5 Ways To Love Your Kids Better In 2012:

1. Love Jesus.

Our end goal cannot be to simply love our kids. We must first love our Savior and be loved by Him. He is the only one who can supply us with the love we need for our children. He is the one who must lead and direct us in the way we should go. He must save us, fulfill us and refresh us before we can reproduce true love for our children.

2. Let Your Life Be Guided By The Word Of God.

We must let our lives be guided by the Word of God because Proverbs 28:26a shows us that anyone who trusts his own heart is a fool. Thankfully God has made a way for us to daily hear from Him in His word. He has given us His Scripture.

As 2 Timothy 3:16 shows, “All Scripture is given by inspiration of God, and is profitable for doctrine, for reproof, for correction, for instruction in righteousness.” We must have God’s reproof in our lives. We must have his correction. We must have His instruction in righteousness. We must let our lives be guided by the Word.

As parents we are commanded in Deuteronomy 6:6-7 to diligently teach our children the commands of God and to talk to them about it. How can we love them in this way if we ourselves are not being taught by God?

Live by the word and train your child in it.
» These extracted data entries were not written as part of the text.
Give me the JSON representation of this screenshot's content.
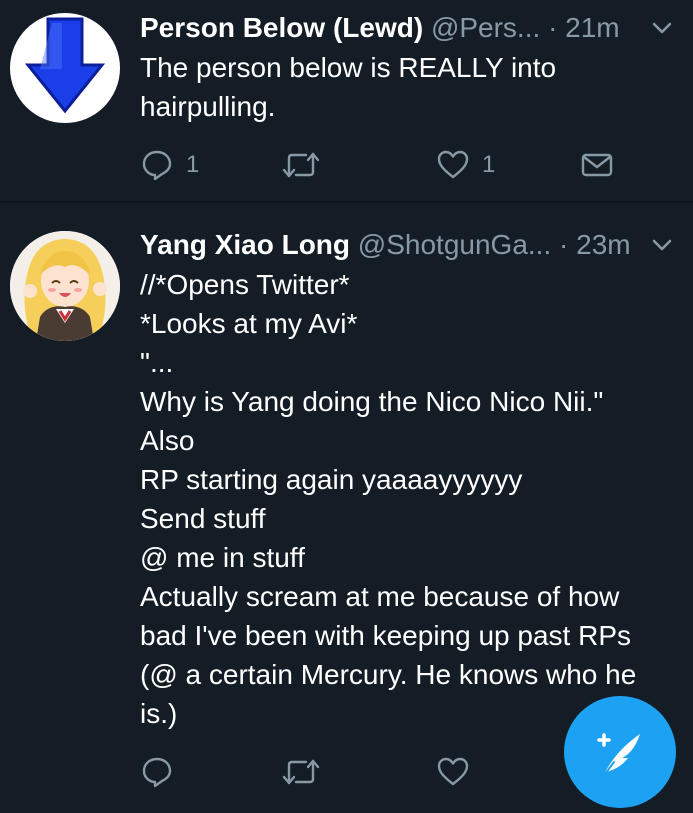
{
  "tweets": [
    {
      "name": "Person Below (Lewd)",
      "handle": "@Pers...",
      "time": "· 21m",
      "lines": [
        "The person below is REALLY into",
        "hairpulling."
      ],
      "actions": {
        "reply_count": "1",
        "retweet_count": "",
        "like_count": "1"
      },
      "avatar_icon": "blue-down-arrow-icon"
    },
    {
      "name": "Yang Xiao Long",
      "handle": "@ShotgunGa...",
      "time": "· 23m",
      "lines": [
        "//*Opens Twitter*",
        "*Looks at my Avi*",
        "\"...",
        "Why is Yang doing the Nico Nico Nii.\"",
        "Also",
        "RP starting again yaaaayyyyyy",
        "Send stuff",
        "@ me in stuff",
        "Actually scream at me because of how",
        "bad I've been with keeping up past RPs",
        "(@ a certain Mercury. He knows who he",
        "is.)"
      ],
      "actions": {
        "reply_count": "",
        "retweet_count": "",
        "like_count": ""
      },
      "avatar_icon": "anime-avatar"
    }
  ],
  "colors": {
    "background": "#141d26",
    "secondary_text": "#8899a6",
    "accent": "#1da1f2",
    "arrow_blue": "#1a3ee8"
  },
  "compose_button": {
    "icon": "compose-feather-icon"
  }
}
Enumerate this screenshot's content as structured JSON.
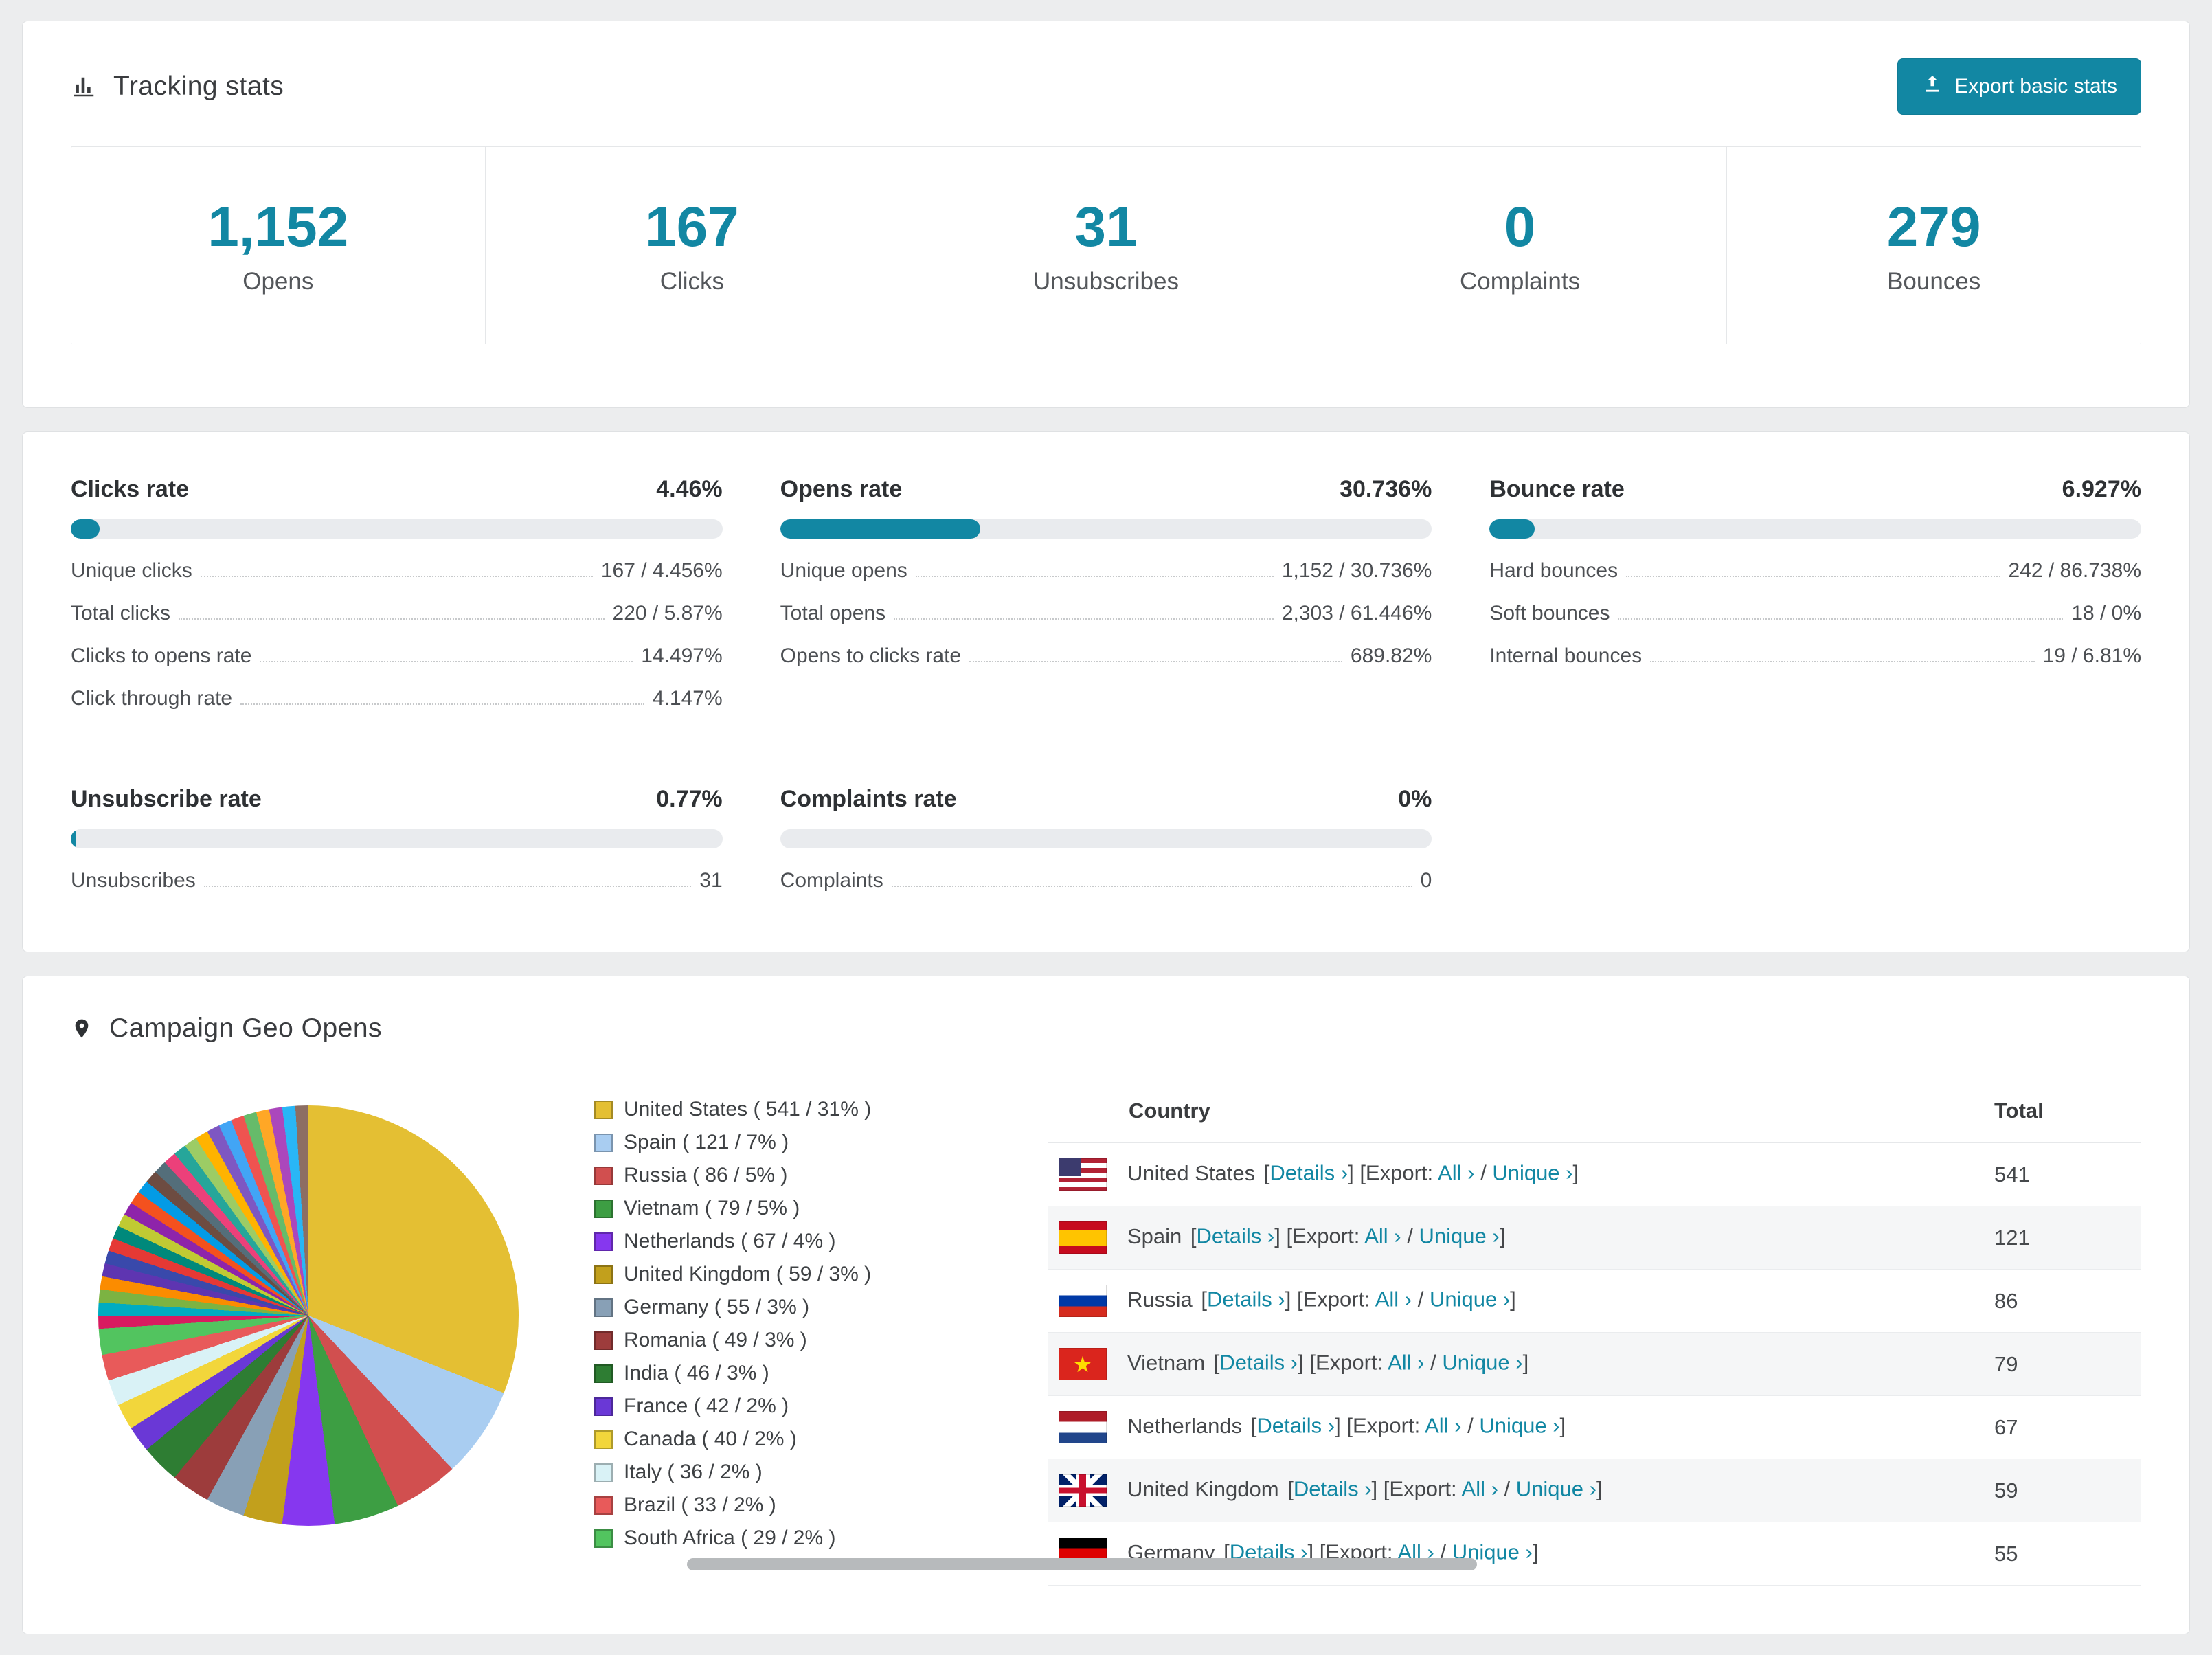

For as Proverbs 22:6 promises, “Train up a child in the way he should go, and when he is old, he will not depart from it.”

3.       Love Your Spouse.

Marriage is a special bond between two people that cannot be paralleled. No other relationship can match it. It is unique in the fact that God makes the two become one. This is important in parenting because as Gary Ezzo, author of On Becoming Baby Wise says, “Great marriages produce great parents” (20). If you want to love your children well, love your spouse. A strong marriage will help produce security in the home, emotional stability, as well as confidence in your child (20-21). If your marriage is intact, protect it and keep it a priority.

Consider further what Ezzo has to say, “When the marriage relationship is beautiful what impressionable child would not desire to share in its joy? When two are beautifully one, what child would not seek the comforts of this togetherness? The best years of parenting flow out of the best years of marriage. Protect it!” (22).

4.       Study Your Child.

Each child you bring into your home is a brand new person. They have a new personality, different likes and dislikes, varying interests, etc…Even though you may have had them since the day they were born there is still more to learn. Study your children. Find out how they are gifted. Strive to know their interests. Engage them in the places where they struggle. As you study them you will be able to parent accordingly.

5. Time, Time, Time!

Many people are willing to substitute quantities of time for what they would call quality time. This is not a fair substitute. Every child’s love language is time. Children need their parents. They need instruction, guidance, love, and fun from their parents. They can only receive these forms of love if the parent is present. Aim for quantity when it comes to time, not just “quality” time.